Na recepção do Comunale está sentado um cidadão que não é exatamente um campeão de simpatia. Conto minha historinha, no meu italiano impublicável: "Mio padre... un barítono brasiliano... ha cantato in questo teatro..."
Com falta de saco total, o tal sujeito pelo menos me deixou falar. Mas deu a conversa por encerrada com a informação : "daqui a pouco vai começar o ensaio geral da orquestra. A entrada não é permitida. Impossível visitar o teatro nesse momento "
Saímos desanimados cruzando com nossos manifestantes. Decidi tentar uma última cartada. Dirigi-me a um grupo que me pareceu simpático, indagando se haveria uma hora própria para visitar o teatro. Afinal, "Mio padre... Barítono brasiliano..." Deu certo! Meus agitadores eram músicos da orquestra do Teatro Comunale. Braziliani? Estivemos no Rio de Janeiro no ano passado e tocamos naquele belíssimo teatro que fica perto do mar...Teatro Municipal? ... É esse mesmo!..." "Seu pai cantou aqui no Comunale? Ele era do coro?"
Eu havia chegado perto do gol. E o goleiro saíra para lanchar. "Meu pai cantou primeiros papéis!
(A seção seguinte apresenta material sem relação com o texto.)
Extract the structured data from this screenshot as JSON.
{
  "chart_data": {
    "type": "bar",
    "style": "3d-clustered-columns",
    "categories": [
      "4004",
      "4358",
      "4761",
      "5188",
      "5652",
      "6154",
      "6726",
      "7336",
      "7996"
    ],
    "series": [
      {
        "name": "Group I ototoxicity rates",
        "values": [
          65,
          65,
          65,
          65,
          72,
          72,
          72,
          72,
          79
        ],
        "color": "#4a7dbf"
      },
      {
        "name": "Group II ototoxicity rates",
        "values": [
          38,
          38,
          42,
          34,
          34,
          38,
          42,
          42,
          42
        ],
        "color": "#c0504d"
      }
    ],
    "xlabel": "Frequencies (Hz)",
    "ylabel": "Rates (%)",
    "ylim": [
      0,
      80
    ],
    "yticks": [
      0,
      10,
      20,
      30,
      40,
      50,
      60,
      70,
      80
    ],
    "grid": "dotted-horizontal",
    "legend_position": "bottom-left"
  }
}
Cantou óperas muito especiais, entre as quais tal, tal e tal... Foi regido pelos Maestros Franco Ghione, Bruno Bartoletti, Vittorio Gui... Finalmente, corri para a torcida sacando do meu envelope as fotos publicitárias do Comunale, com Paolo Fortes (das fotos consta Paolo, e não Paulo) devidamente paramentado para cantar "Il Conte Ory", "La Fata Malerba", "La Granceola" e por aí vai.
Gelo quebrado, os músicos indagam: "Mas o que vocês querem ? Conhecer o teatro ? Isso não é problema. É só entrar com a gente. Daqui a minutos temos ensaio com o Maestro Zubin Mehta para o concerto de domingo. Vamos abrir um camarote para vocês.”
O antipático da portaria viu-se na contingência de fornecer ao grupo a chave do camarote. Assistimos, emocionados, o grande Zubin Mehta ensaiar a orquestra do Comunale na "Sagração da Primavera". Cinquenta e nove anos depois da estreia de meu pai em Florença, eu conhecia o teatro em que ele alcançara marcos importantes de sua trajetória artística.